Well, it’s how we deal with it. Holtz tragically goes from noble to vengeful. And Angel has gone from a monster to a good man, attempting to deal with his mistakes. The age old question of whether or not Angel is really responsible for the crimes of Angelus stretches back to “The Prodigal” [1×15] in which we found out that Liam was made Angelus by Darla because of his drunken, stupid lifestyle. This then led Angel to feel responsible for the crimes of Angelus, for his ignorance led him to a far worse fate than he could’ve ever imagined. The punishment isn’t really proportionate to the offence, but some responsibility must still be assumed. Just as Liam could scarcely have imagined what following Darla entailed, Angel couldn’t possibly have expected this.
But what’s painted as the worst part is that Angel lied about it not only to his friends but to himself; a consequence he could never have thought he’d have to deal with. So why bother fessing up to sleeping with Darla, right? But by so doing he shirked his responsibility in the whole affair, one that could’ve been even more disastrous (much like the situation in which he became a vampire), and retroactively hurt the new bond that he’d built with his friends since rejoining them in “Epiphany” [2×16]. The worry, humiliation and panic of the situation is a lesson in humbleness and honesty that Angel won’t soon forget. With Holtz rising, that message is only going to get louder.

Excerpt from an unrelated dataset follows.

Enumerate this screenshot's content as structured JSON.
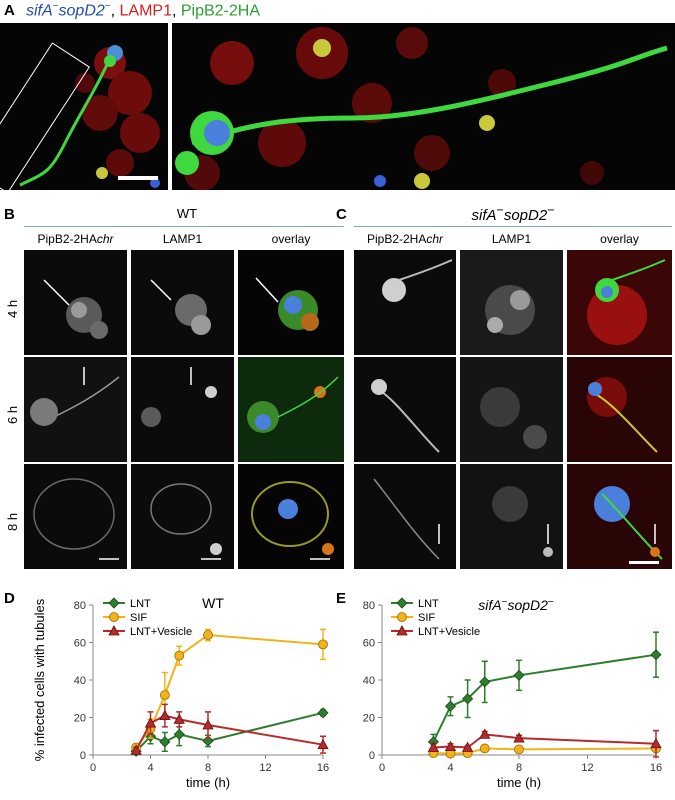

As for Darla, who I don’t think is as blameless in this as she feels she is, she’s still in a pretty poor situation. Like last season, the writers do a convincing job of making her plights sympathetic even as she’s ravaging soullessly. Julie Benz sells her desperation well, and given what we know of Darla and her need to be in power, a pregnancy is a much a humiliating debilitation to her as it as something of worry for Angel. The fact that it is a human child, and indeed has a soul, is a good twist and is played out in the best scene of the episode; one that saves it from being an ‘all setup, no payoff’ deal.
One other flaw to note, one that exists in the character ‘part’ of the episode is in Cordelia, who takes her sympathy for Darla to too much of an extreme. I believe her concern, her feeling of betrayal over Angel’s lie, but I don’t for one moment believe that she would be as easy on Darla as she is after everything she put them and Angel through in S2. It’s good she saw the light, but it was too little too late. It’s an unusually glaring character blunder for the series and hurts the episode overall. Not only is it out of character, but it lessens our sympathies for her betrayed sensitivities because, honestly, she’s just downright annoying at some points.

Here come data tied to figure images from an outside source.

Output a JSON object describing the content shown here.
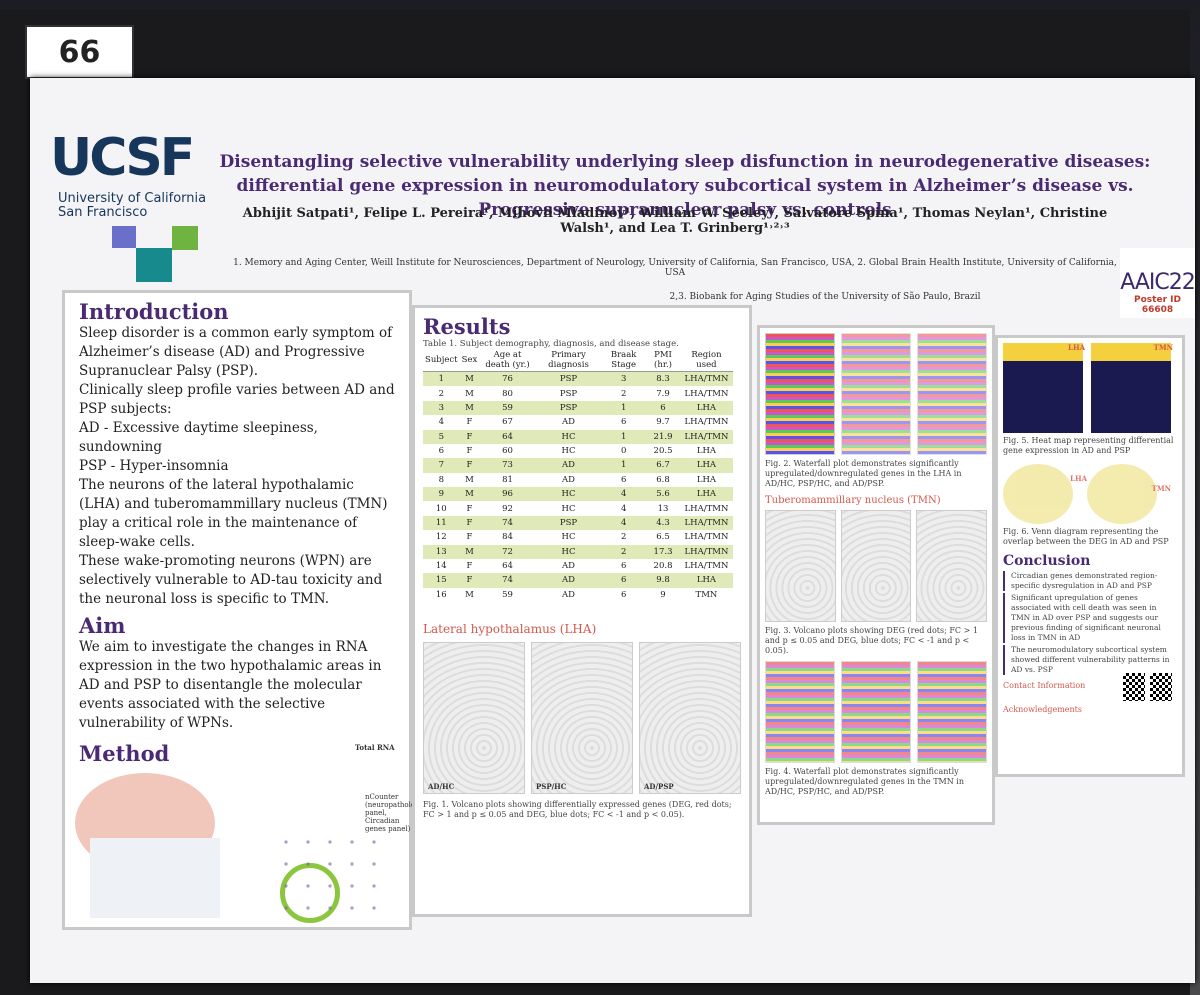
{
  "board_number": "66",
  "header": {
    "logo": "UCSF",
    "university": [
      "University of California",
      "San Francisco"
    ],
    "title": "Disentangling selective vulnerability underlying sleep disfunction in neurodegenerative diseases: differential gene expression in neuromodulatory subcortical system in Alzheimer’s disease vs. Progressive supranuclear palsy vs. controls",
    "authors": "Abhijit Satpati¹, Felipe L. Pereira¹, Mihovil Mladinov¹, William W. Seeley¹, Salvatore Spina¹, Thomas Neylan¹, Christine Walsh¹, and Lea T. Grinberg¹˒²˒³",
    "affiliations": [
      "1. Memory and Aging Center, Weill Institute for Neurosciences, Department of Neurology, University of California, San Francisco, USA, 2. Global Brain Health Institute, University of California, USA",
      "2,3. Biobank for Aging Studies of the University of São Paulo, Brazil"
    ],
    "conference": "AAIC22",
    "poster_id": "Poster ID 66608"
  },
  "introduction": {
    "heading": "Introduction",
    "paragraphs": [
      "Sleep disorder is a common early symptom of Alzheimer’s disease (AD) and Progressive Supranuclear Palsy (PSP).",
      "Clinically sleep profile varies between AD and PSP subjects:",
      "AD - Excessive daytime sleepiness, sundowning",
      "PSP - Hyper-insomnia",
      "The neurons of the lateral hypothalamic (LHA) and tuberomammillary nucleus (TMN) play a critical role in the maintenance of sleep-wake cells.",
      "These wake-promoting neurons (WPN) are selectively vulnerable to AD-tau toxicity and the neuronal loss is specific to TMN."
    ]
  },
  "aim": {
    "heading": "Aim",
    "text": "We aim to investigate the changes in RNA expression in the two hypothalamic areas in AD and PSP to disentangle the molecular events associated with the selective vulnerability of WPNs."
  },
  "method": {
    "heading": "Method",
    "labels": [
      "Total RNA",
      "nCounter (neuropathology panel, Circadian genes panel)"
    ]
  },
  "results": {
    "heading": "Results",
    "table": {
      "caption": "Table 1. Subject demography, diagnosis, and disease stage.",
      "headers": [
        "Subject",
        "Sex",
        "Age at death (yr.)",
        "Primary diagnosis",
        "Braak Stage",
        "PMI (hr.)",
        "Region used"
      ],
      "rows": [
        [
          "1",
          "M",
          "76",
          "PSP",
          "3",
          "8.3",
          "LHA/TMN"
        ],
        [
          "2",
          "M",
          "80",
          "PSP",
          "2",
          "7.9",
          "LHA/TMN"
        ],
        [
          "3",
          "M",
          "59",
          "PSP",
          "1",
          "6",
          "LHA"
        ],
        [
          "4",
          "F",
          "67",
          "AD",
          "6",
          "9.7",
          "LHA/TMN"
        ],
        [
          "5",
          "F",
          "64",
          "HC",
          "1",
          "21.9",
          "LHA/TMN"
        ],
        [
          "6",
          "F",
          "60",
          "HC",
          "0",
          "20.5",
          "LHA"
        ],
        [
          "7",
          "F",
          "73",
          "AD",
          "1",
          "6.7",
          "LHA"
        ],
        [
          "8",
          "M",
          "81",
          "AD",
          "6",
          "6.8",
          "LHA"
        ],
        [
          "9",
          "M",
          "96",
          "HC",
          "4",
          "5.6",
          "LHA"
        ],
        [
          "10",
          "F",
          "92",
          "HC",
          "4",
          "13",
          "LHA/TMN"
        ],
        [
          "11",
          "F",
          "74",
          "PSP",
          "4",
          "4.3",
          "LHA/TMN"
        ],
        [
          "12",
          "F",
          "84",
          "HC",
          "2",
          "6.5",
          "LHA/TMN"
        ],
        [
          "13",
          "M",
          "72",
          "HC",
          "2",
          "17.3",
          "LHA/TMN"
        ],
        [
          "14",
          "F",
          "64",
          "AD",
          "6",
          "20.8",
          "LHA/TMN"
        ],
        [
          "15",
          "F",
          "74",
          "AD",
          "6",
          "9.8",
          "LHA"
        ],
        [
          "16",
          "M",
          "59",
          "AD",
          "6",
          "9",
          "TMN"
        ]
      ]
    },
    "lha_heading": "Lateral hypothalamus (LHA)",
    "panels": [
      "AD/HC",
      "PSP/HC",
      "AD/PSP"
    ],
    "fig1": "Fig. 1. Volcano plots showing differentially expressed genes (DEG, red dots; FC > 1 and p ≤ 0.05 and DEG, blue dots; FC < -1 and p < 0.05).",
    "fig2": "Fig. 2. Waterfall plot demonstrates significantly upregulated/downregulated genes in the LHA in AD/HC, PSP/HC, and AD/PSP.",
    "tmn_heading": "Tuberomammillary nucleus (TMN)",
    "fig3": "Fig. 3. Volcano plots showing DEG (red dots; FC > 1 and p ≤ 0.05 and DEG, blue dots; FC < -1 and p < 0.05).",
    "fig4": "Fig. 4. Waterfall plot demonstrates significantly upregulated/downregulated genes in the TMN in AD/HC, PSP/HC, and AD/PSP.",
    "region_labels": [
      "LHA",
      "TMN"
    ],
    "fig5": "Fig. 5. Heat map representing differential gene expression in AD and PSP",
    "fig6": "Fig. 6. Venn diagram representing the overlap between the DEG in AD and PSP"
  },
  "conclusion": {
    "heading": "Conclusion",
    "bullets": [
      "Circadian genes demonstrated region-specific dysregulation in AD and PSP",
      "Significant upregulation of genes associated with cell death was seen in TMN in AD over PSP and suggests our previous finding of significant neuronal loss in TMN in AD",
      "The neuromodulatory subcortical system showed different vulnerability patterns in AD vs. PSP"
    ],
    "contact": "Contact Information",
    "acknowledgements": "Acknowledgements"
  }
}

But in spite of all this, the show works. Holtz doesn’t prove to be the series’ most compelling character, but he’s definitely an effective villain and he’s been built up well enough by this point that the image of his return at the end is a good, scary portent. I also liked Fred’s little speech about telling destiny to take a hike; very fitting for the show. Even if we’re determined by a higher plan or prior causal forces imposed upon us by the environments that influence us, putting faith in our ability to choose is the only thing that can motivate us to meaningful action. It’s a nice, bold statement for the previously meek Fred to be making now.
Minor Pros/Cons (+/-)
+ Cordy actually hurting Angel.
+ Wesley being lamely stealthy and Gunn being surprisingly practical. Who knew he could juggle?
+ The “I love you” fest.
+ Fred being naively nice to Darla.
+ Lorne’s reaction to Darla’s “surprise.”
+ Julie Benz as Darla. Wonderful performance as always.
+ Everyone telling Fred to can it.
– Cordelia being so protective of Darla. I don’t buy this at all.
* The themes of duality and responsibility will be touched upon frequently throughout the season. The nobility/evil of both Angel and Holtz is a major moral subject, and how responsible Angel truly is for his past is dealt with directly.